Il faut que les théoriciens qui nient l’influence de l’histoire s’y résignent. C’est l’histoire, ce sont les précédens qui ont préparé de la sorte l’esprit français : il a toute une éducation à faire pour apprendre à user de la liberté ; il y parviendra, soyez-en sûr, avec le temps. En calculant les moindres périodes, en additionnant tous ses efforts entrecoupés, nous ne pouvons lui accorder plus d’un demi-siècle d’expérience. Qu’est-ce que cela dans la vie d’une nation ?
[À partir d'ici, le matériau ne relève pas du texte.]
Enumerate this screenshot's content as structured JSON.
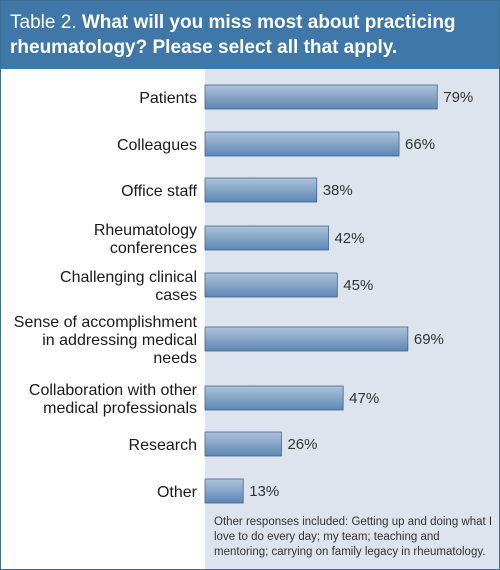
{
  "header": {
    "prefix": "Table 2.",
    "title": "What will you miss most about practicing rheumatology? Please select all that apply."
  },
  "colors": {
    "header_bg": "#3f78a8",
    "plot_bg": "#dde4ee",
    "bar_top": "#aec3dc",
    "bar_bottom": "#5d86b4",
    "bar_stroke": "#3e6690"
  },
  "chart_data": {
    "type": "bar",
    "orientation": "horizontal",
    "categories": [
      [
        "Patients"
      ],
      [
        "Colleagues"
      ],
      [
        "Office staff"
      ],
      [
        "Rheumatology",
        "conferences"
      ],
      [
        "Challenging clinical",
        "cases"
      ],
      [
        "Sense of accomplishment",
        "in addressing medical",
        "needs"
      ],
      [
        "Collaboration with other",
        "medical professionals"
      ],
      [
        "Research"
      ],
      [
        "Other"
      ]
    ],
    "values": [
      79,
      66,
      38,
      42,
      45,
      69,
      47,
      26,
      13
    ],
    "value_labels": [
      "79%",
      "66%",
      "38%",
      "42%",
      "45%",
      "69%",
      "47%",
      "26%",
      "13%"
    ],
    "xlim": [
      0,
      100
    ],
    "grid": false,
    "legend": "none"
  },
  "footnote": "Other responses included: Getting up and doing what I love to do every day; my team; teaching and mentoring; carrying on family legacy in rheumatology."
}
Qu’on ne parle donc pas de races incapables d’user de la liberté et de nations douées à leur berceau de tous les dons. Ce qui est vrai, c’est que l’histoire d’un peuple, la loi de son développement, ont favorisé en lui l’épanouissement de certaines facultés. L’Anglais a su être libre ; il n’a pas encore pu achever tout près de lui le travail de son unité. Son échec est tel, qu’après sept cents ans, il se décourage. Le Français n’a pas su se gouverner, mais il a su faire la France, l’organiser, l’administrer et se l’assimiler ; le peuple et le roi ont fait l’unité nationale. En présence de ces faits, comment nier que de l’éducation des siècles sorte l’aptitude des races ?


II

Est-ce à dire que le roi et le parlement aient toujours suffi à la nation ? qu’elle n’ait jamais conçu la pensée d’un contrôle ? Qui le croirait connaîtrait bien mal notre histoire. Les états-généraux, réunis d’époque en époque, ont en quelque sorte interrompu la prescription, en prouvant que les esprits éclairés voulaient participer au gouvernement et assurer à une assemblée périodique le vote de l’impôt. Le peuple les souhaitait comme un remède suprême dans les grandes crises. Le roi les accordait, et son édit provoquait une joie universelle. Les doléances affluaient de toutes parts. Les députés réunissaient leurs cahiers et leurs espérances. La royauté demandait des subsides, les obtenait en échange de promesses d’édits ; si les trois ordres menaçaient de se lier pour arracher une concession, il était facile de susciter quelque querelle qui empêchait l’accord, et la session était close. Commencée sous les plus heureux auspices, l’assemblée finissait trop souvent au milieu de la fatigue et des récriminations des députés.